Five reasons why the link tax is still a bad idea
We’ve been campaigning for months against the benign-sounding “ancillary copyright”, or what we like to call the ‘link tax’. The tl;dr of how the law works as it’s currently functioning in Spain and Germany right now is that aggregation services have to pay a fee every time they use a few descriptive words and a link pointing to content that’s available elsewhere online. The law is being lobbied for by large media publishers, looking to shore up their struggling business model with some quick cash from companies who are actually innovating.
There’s lots of evidence out there about the harm this brings to Internet users, innovators, media pluralism, small and indie publishers, and the underlying structure of the Web. We’ve described this before as something like taxing roads or maps. Another way to describe it is “a supremely bad idea.”
Despite being a terrible, Internet-breaking idea, legislators in Europe have been considering expanding this law to cover the entire European Union, and by logical extension, huge chunks of the global Internet.
Just yesterday EDiMA – a European trade association representing online platforms – published a knockout brief detailing all the reasons why this legislation is not only misguided, but what they call “an unworkable and invalid concept.”
Here are the top 5:
1. These rules affect way more than just Google.
Some have tried to make the case that this law is justified because it’s only really taking money out of the pocket of the tech giant. Presumably the argument goes “they can afford it, so fair play.” Not only is this argument insubstantial, but the actual evidence shows us that ancillary copyright laws, as implemented, have impacted a huge range of services and online platforms. Just check out this chart:
2. It’s actually hurting startups, smaller publishers, and innovative business.
If decision-makers considering this legislation think it’s going to help new, locally-grown online services to flourish, they’ve been duped. The big players like Google News might technically be able to pay (although they chose instead to close down in Spain after the law was implemented) but your favourite indie aggregator certainly can’t.
Contrary to one of the key aims of the Digital Single Market strategy – to give European innovators all the conditions they need to create the next generation of online services in a world dominated by U.S. tech companies – what will actually be accomplished by implementing ancillary copyright across the EU is a perpetuation of the status quo. As EDiMA puts it:
Ancillary rights would also create a competitive advantage for already established, successful online services, making it harder for new European companies to compete and develop new services.
3. You won’t find the content you’re looking for.
It’s just common sense that aggregators and content producers benefit mutually from each other. When you go to a search engine to look something up, you’re trying to find your way to content. In most cases, you can’t read the content on the search site itself, but it points you to where you want to go, like a signpost. If the search site has to pay to put up signposts, not only will they stop pointing to content, but the content providers will also suffer.
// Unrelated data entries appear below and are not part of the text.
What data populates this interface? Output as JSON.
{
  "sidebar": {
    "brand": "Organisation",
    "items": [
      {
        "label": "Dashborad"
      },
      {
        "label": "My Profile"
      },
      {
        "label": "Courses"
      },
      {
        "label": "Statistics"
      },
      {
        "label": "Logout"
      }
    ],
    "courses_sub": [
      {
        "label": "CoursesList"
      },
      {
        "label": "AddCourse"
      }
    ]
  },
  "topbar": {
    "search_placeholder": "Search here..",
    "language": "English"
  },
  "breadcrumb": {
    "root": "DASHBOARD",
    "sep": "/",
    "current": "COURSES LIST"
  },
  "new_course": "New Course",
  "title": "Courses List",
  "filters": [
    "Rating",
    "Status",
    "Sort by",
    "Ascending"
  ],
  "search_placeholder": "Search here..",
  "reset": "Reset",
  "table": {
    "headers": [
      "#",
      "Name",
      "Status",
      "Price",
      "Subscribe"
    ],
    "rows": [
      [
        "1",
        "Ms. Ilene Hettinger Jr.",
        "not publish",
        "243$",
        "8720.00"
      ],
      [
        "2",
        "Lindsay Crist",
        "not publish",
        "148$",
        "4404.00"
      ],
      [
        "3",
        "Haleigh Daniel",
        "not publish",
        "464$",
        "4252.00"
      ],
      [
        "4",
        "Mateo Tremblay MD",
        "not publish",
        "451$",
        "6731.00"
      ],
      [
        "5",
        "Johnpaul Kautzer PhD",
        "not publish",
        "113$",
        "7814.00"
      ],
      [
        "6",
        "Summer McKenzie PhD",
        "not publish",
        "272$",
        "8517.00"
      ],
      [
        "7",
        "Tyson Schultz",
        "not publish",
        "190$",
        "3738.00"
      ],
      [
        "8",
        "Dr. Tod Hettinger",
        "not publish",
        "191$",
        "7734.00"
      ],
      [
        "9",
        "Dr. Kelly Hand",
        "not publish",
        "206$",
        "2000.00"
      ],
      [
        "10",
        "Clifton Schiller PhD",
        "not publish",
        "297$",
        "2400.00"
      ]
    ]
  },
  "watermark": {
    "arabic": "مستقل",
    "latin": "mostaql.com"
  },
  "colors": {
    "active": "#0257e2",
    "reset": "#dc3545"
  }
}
Just look at these stats:
Ancillary rights act as a barrier to competition and pluralism, by making it harder for publishers to reach their readers online. Smaller publishers, regional publishers or new online news publishers are disproportionally affected, suffering a competitive disadvantage. In Spain, the decline in traffic following the adoption of the law saw smaller publishers losing twice as much traffic as large publishers (AEEPP/NERA, 2015).
In short: ancillary copyright advocates fundamentally misunderstand the relationship between linking services and content providers.
4. Services using Creative Commons and open access licenses can’t escape the dragnet.
Essentially, things like online libraries and spaces predicated on using material already in the public domain or under flexible licensing “would see a fee collected for the circulation of their information (Xalabader, 2014). This hampers innovation and knowledge sharing in Europe.”
In the Spanish iteration of the ancillary copyright law, the fee has been made inalienable, meaning that even if a content provider didn’t want to collect a fee for certain uses (take a library, for example), they wouldn’t be permitted to waive it.
5. It puts our freedom of information at risk.
Last, but certainly not least, this law takes aim at our freedom to access information. Simply put, if you take away the ability of services to describe in a few short words what they’re linking out to, you’re probably not going to click on the link. Imagine if every link you saw when searching for something online showed up like this:
Would you click on it? Wouldn’t it just be much easier to see this:
Both paths bring you to the same content online, but one previews what you’re about to see, which is why you’d be more likely to click it. Or, as EDiMA puts it:
Links, without context, are practically useless to consumers and Internet or app users. Without small extracts of text, links in apps and on the Internet would be reduced to “blue URLs”.